There are SO many non-candy, or alternative candy options out there! Here are some of our favorites:
Halloween Stickers – always popular!
Stamps – another kid favorite, and less expensive than candy
Fake mustaches – how fun are these?
Play-Doh Halloween Trick or Treat Bag
Bags of homemade trail mix
Organic naturally-colored lollipops
Individual bags of popcorn
Target or Walmart often carry healthier options
3. Think local:
In the past, I’ve bought dairy / gluten / soy chocolates from a local WAHM
4. Get Creative with All That Candy
– Save it for decorating gingerbread houses to give to friends and family!
– Donate it to troops: Soldiers Angels is a popular and well-known resource
– Switch it out: either for a smaller amount of treats that don’t contain the additives or for a small gift, from a dollar or toy store
4. Educate Children Throughout the Year About Food
Granted, scarfing down a ton of candy one time a year is not a tragedy. But given that treats and sugar are so heavily, widely consumed throughout the year, education (and limitation) is a smart way to go. And empowering children by explaining the “why” behind your choices (i.e. tell them about dyes, about how the pesticide glycosphate has been found in sugar) you are helping them make food-smart choices long term.

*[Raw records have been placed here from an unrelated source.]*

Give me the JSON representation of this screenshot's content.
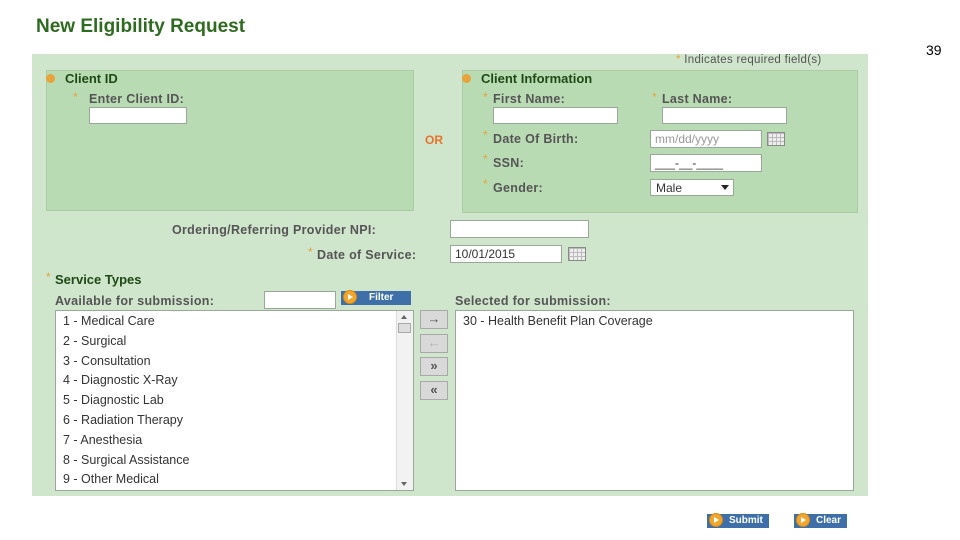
{
  "page": {
    "title": "New Eligibility Request",
    "slide_number": "39",
    "required_note": "Indicates required field(s)"
  },
  "client_id": {
    "heading": "Client ID",
    "enter_label": "Enter Client ID:",
    "value": ""
  },
  "or_label": "OR",
  "client_info": {
    "heading": "Client Information",
    "first_name_label": "First Name:",
    "last_name_label": "Last Name:",
    "dob_label": "Date Of Birth:",
    "dob_placeholder": "mm/dd/yyyy",
    "ssn_label": "SSN:",
    "ssn_mask": "___-__-____",
    "gender_label": "Gender:",
    "gender_value": "Male"
  },
  "provider": {
    "npi_label": "Ordering/Referring Provider NPI:",
    "npi_value": "",
    "dos_label": "Date of Service:",
    "dos_value": "10/01/2015"
  },
  "service_types": {
    "heading": "Service Types",
    "available_label": "Available for submission:",
    "filter_label": "Filter",
    "selected_label": "Selected for submission:",
    "available": [
      "1 - Medical Care",
      "2 - Surgical",
      "3 - Consultation",
      "4 - Diagnostic X-Ray",
      "5 - Diagnostic Lab",
      "6 - Radiation Therapy",
      "7 - Anesthesia",
      "8 - Surgical Assistance",
      "9 - Other Medical"
    ],
    "selected": [
      "30 - Health Benefit Plan Coverage"
    ],
    "move_buttons": [
      "→",
      "←",
      "»",
      "«"
    ]
  },
  "actions": {
    "submit_label": "Submit",
    "clear_label": "Clear"
  },
  "colors": {
    "panel": "#cfe5cc",
    "box": "#b9dbb3",
    "title": "#2e6b20",
    "required_star": "#e8a33a",
    "button": "#3e6fa8"
  }
}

I talk to C regularly about food ingredients, why I don’t keep certain foods in the house, etc. She also sees me avoiding a number of foods due to autoimmune disease so I talk to her about that as well.
We bake throughout the year together, including around holidays like Halloween. I like to make at least one treat per season from scratch with C and then ask her how it tastes in comparison with other treats. She’s only four (now five): I don’t expect her to give me a drawn-out explanation. But it plants a seed.
What about you – what tips or tricks have you learned to make Halloween a healthier holiday?